Chlorophyll Corner: A Moment for Grief with Hawthorn
Chlorophyll Corner is a monthly column exploring the cultural, ecological, and medicinal relationships between people and plants. Grounded in ethnobotany and the One Health model, it examines how traditional plant knowledge supports our access to land-based healing across diverse communities.
In Cascadia, winter has always been a season of rest painted with frost‑covered mornings, long nights, quiet soil and sleeping landscapes. But this year, Cascadia feels unsettled. Spring bulbs already pushing their way through the ground and green buds appear on branches meant to be bare.
The earth seems confused, and I feel this confusion in my body. In this liminal state, I find myself turning toward Hawthorn (Crataegus spp.) the plant associated with grief, protection and the tender work of staying soft in a world that can feel unbearably sharp.
There are two kinds of Hawthorn who grow in Cascadia: the native black Hawthorn and the more common red Hawthorn. Hawthorn species are easy to recognize because of their signature small, saw‑toothed leaves. Their zig‑zagging twigs are lined with long, slender thorns and a many‑branched crown that can be rounded or flat‑topped. In late spring, the trees burst into bloom with gorgeous white blossoms, which fade into a rich pink hue nearer to the end of their lifetime.
Red Hawthorn was brought here from Europe and planted as a living barrier on farmland because of their formidable thorns.
The black Hawthorn, although native, is slow-growing. Due to its infrequency compared to red, black Hawthorns' nutrients are best left for the birds and other local wildlife who rely on native species.
Abundant red Hawthorn provides berries, blossoms, and leaves that have supported human hearts, emotionally and physically, for centuries. Across Europe, Asia, North Africa, and North America, Hawthorn has long been a companion species, growing in temperate regions and thriving in the liminal spaces where ecosystems meet.
Hawthorn grows along forest edges, a transitional zone where sunlight increases, plant diversity expands, and wildlife finds refuge. Forest edges are places of merging—neither fully open nor fully enclosed. These edges remind me of the emotional thresholds we inhabit as humans: grief lives here and so does healing.
The berries, often described as tasting like a starchy, rose‑flavored potato, lend themselves beautifully to recipes like Hawthorn ketchup or BBQ sauce. Their connection to the rose family is more than culinary as rose relatives often support the cardiovascular system, and Hawthorn is no exception. Modern research has explored Hawthorn’s potential to support healthy cholesterol levels, blood sugar regulation, and even anxiety. This current research supports centuries of traditions as many cultures around the world associate this plant with the heart.

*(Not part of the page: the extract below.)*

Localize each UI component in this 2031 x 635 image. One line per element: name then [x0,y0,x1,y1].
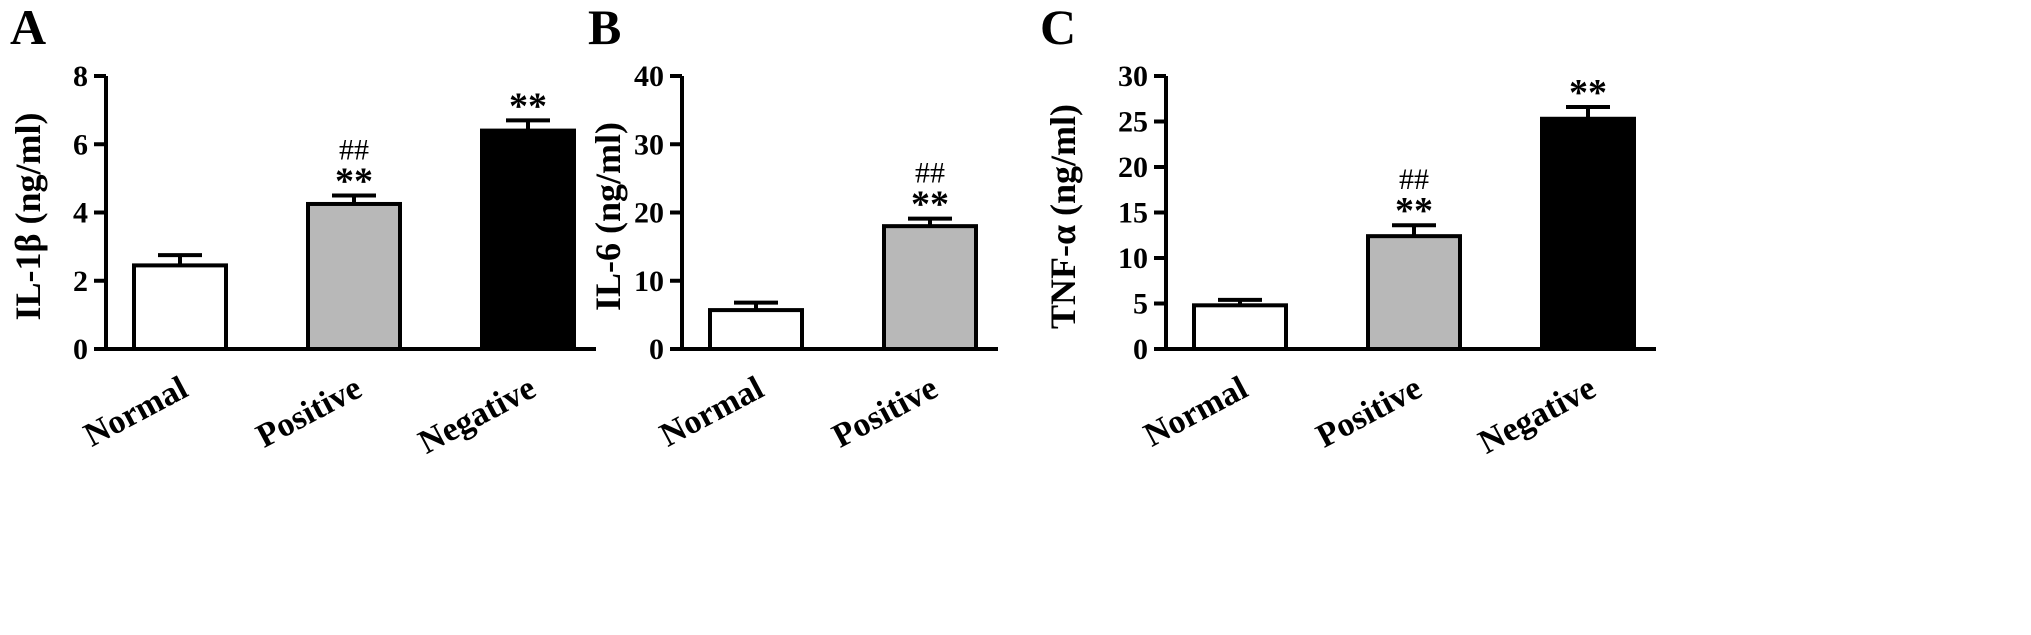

Hawthorn’s thorns teach a similar lesson. They are sharp, protective, and unapologetic, yet the tree itself produces delicate blossoms and nutrient‑rich berries. It is a plant that embodies the paradox of being strong without hardening, guarded without closing off. When I sit with Hawthorn, I’m reminded that boundaries are not barriers to love, they are the structures that allow love to bloom safely.
Beyond its physical medicine, Hawthorn offers emotional and cultural medicine. Ethnobotany teaches us that plants are not just biological organisms; they are woven into our stories, our grief rituals, our ways of making meaning. Hawthorn has been used in protective charms, boundary‑setting rituals, and ceremonies honoring the dead. Its presence at the forest edge mirrors its role in our emotional landscapes: a guardian of thresholds, a witness to transformation.
The weight of the world has felt unbearable lately. Many of us are carrying grief that is both personal and collective—grief for lost childhoods, for violence that goes unpunished, for kidnapped neighbors and loved ones, for ecosystems out of balance, for communities navigating harm. Our grief is real, and it sits deep in the body. Yet, when I look at Hawthorn blooming early, insisting on softness even when the season is wrong, I feel a quiet resolution in me. I, too, can choose to bloom love into a world that feels fractured.
Hawthorn teaches that grief is not a sign of weakness but a sign of connection. It reminds us that healing is not linear, that protection and tenderness can coexist, and that the edges, those messy transitional spaces, are often where life is most resilient. In this moment of seasonal confusion, cultural transitions, and emotional upheaval, Hawthorn stands as an ally inviting us to breathe, to soften, and to remember that even in winter something in us is preparing to bloom.